Kitaba, yazarın ilk yayımlanan ve başyapıtı olarak geçen öyküsü Toparlak (Boule de Suif) ile başlıyoruz. Toplumun farklı kesimlerinden 10 kişinin, Prusya işgalinden kaçarken bir araya geldiği bu öyküde; gerçek adı Élisabeth Rousset olan seks işçisi Toparlak, demokrat Cornudet, burjuvanın katmanlarını temsilen üç farklı çift ve iki rahibe yer alıyor. Hikâyenin başında “yosma” olduğu için küçük görülen Toparlak, yolculuk sırasında aç kalan diğer kişiler ile yemeğini paylaşma inceliğini gösterir ve bunun sonucunda diğer karakterlerin saygısını kazanır. Olayın ilerleyen safhalarında, mola verdikleri otelde alıkonurlar ve bunun sebebinin de Toparlak ile yatmak isteyen Prusyalı komutanın işi olduğu ortaya çıkar. İlk anda komutana büyük bir öfke duyan ve Toparlak’ı destekleyen gruptakiler, zaman geçtikçe fikir değiştirir ve oradan çıkamadıkları için Toparlak’a cephe alırlar. Olayın en can alıcı ve ibretlik kısmı ise bu andan itibaren başlar. Kafa kafaya verip akılcı(?) ve ahlaki öğütlerle Toparlak’ı manipüle etme sürecine girişirler, başarılı da olurlar. Son sahnede ise kurtulmak için “Önemli olan niyet.” minvalinde dil döken gruptakiler bir anda namus timsali kesilerek yolculuğun başındaki aşağılayıcı tavırlarına geri dönerler. Sözde vatanseverlik, ahlakçılık, sınıfsallık gibi toplum yozlaştırıcı etkenlerin ele alındığı bu öyküde, diyaloglar ve tasvirlerde yer alan gerçekçiliğin de etkisiyle oldukça vurucu detaylar ile karşılaşılıyor.
Kitapta; fakir iki ailenin, çocuklarını zengin bir aileye satıp satmama konusunda düştükleri etik ikileme değinen bir hikâyenin yanı sıra cimrilik, yalnızlık, lüks takıntısı, sevgi, kabulleniş ve korku gibi birçok ögenin işlendiği öyküler yer alıyor. Bazı öyküler hislerinizi harekete geçirip sorgulamalara kapı aralarken -belki de 1800’lerde yazılmış türünün ilk örneklerinden olmasının da etkisiyle- bazı öykü sonlarında havada asılı kaldığınız, yukarıda bahsettiğim Gerçek Kesit hissiyatını yaşadığınız anlar olabiliyor.

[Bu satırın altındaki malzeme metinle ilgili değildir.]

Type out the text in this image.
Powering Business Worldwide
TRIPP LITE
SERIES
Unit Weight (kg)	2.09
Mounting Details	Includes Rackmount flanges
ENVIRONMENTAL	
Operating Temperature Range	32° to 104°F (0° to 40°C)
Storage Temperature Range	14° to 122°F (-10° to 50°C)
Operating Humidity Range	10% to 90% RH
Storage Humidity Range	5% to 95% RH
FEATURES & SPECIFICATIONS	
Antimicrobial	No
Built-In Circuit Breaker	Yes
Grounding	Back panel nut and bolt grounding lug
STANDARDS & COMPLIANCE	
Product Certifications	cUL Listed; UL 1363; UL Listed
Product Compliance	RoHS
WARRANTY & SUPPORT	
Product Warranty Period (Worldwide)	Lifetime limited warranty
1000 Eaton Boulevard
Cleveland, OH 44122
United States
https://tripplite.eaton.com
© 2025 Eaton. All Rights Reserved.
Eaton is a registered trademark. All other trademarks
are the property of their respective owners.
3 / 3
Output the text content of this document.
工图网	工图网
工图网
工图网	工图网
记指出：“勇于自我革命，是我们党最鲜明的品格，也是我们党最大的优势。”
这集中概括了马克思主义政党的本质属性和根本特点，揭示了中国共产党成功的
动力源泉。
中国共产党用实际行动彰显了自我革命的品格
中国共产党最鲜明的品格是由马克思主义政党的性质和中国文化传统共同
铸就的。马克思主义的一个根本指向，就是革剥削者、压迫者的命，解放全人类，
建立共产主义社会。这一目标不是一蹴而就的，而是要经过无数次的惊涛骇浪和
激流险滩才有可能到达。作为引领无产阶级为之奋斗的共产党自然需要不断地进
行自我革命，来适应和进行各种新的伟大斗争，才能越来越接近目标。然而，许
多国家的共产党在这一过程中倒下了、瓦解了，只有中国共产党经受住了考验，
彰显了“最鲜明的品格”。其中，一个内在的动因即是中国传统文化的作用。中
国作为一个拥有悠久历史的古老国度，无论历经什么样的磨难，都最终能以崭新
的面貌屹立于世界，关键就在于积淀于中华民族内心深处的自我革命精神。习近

Her şeyin sonunda aslında, tatilde kafa dinlerken kısa öyküler okumanın oldukça keyifli olduğunu keşfettiğimiz bir süreç oldu. Belki siz de Maupassant tarzını deneyimleyerek kendi yazınsal tarifinizde bir tutam baharat etkisi yaratmak istersiniz.
29 Temmuz akşamı gerçekleşen söyleşimize katılan tüm üyelerimize, düşüncelerini bizimle paylaştıkları için teşekkürlerimizi iletiyoruz.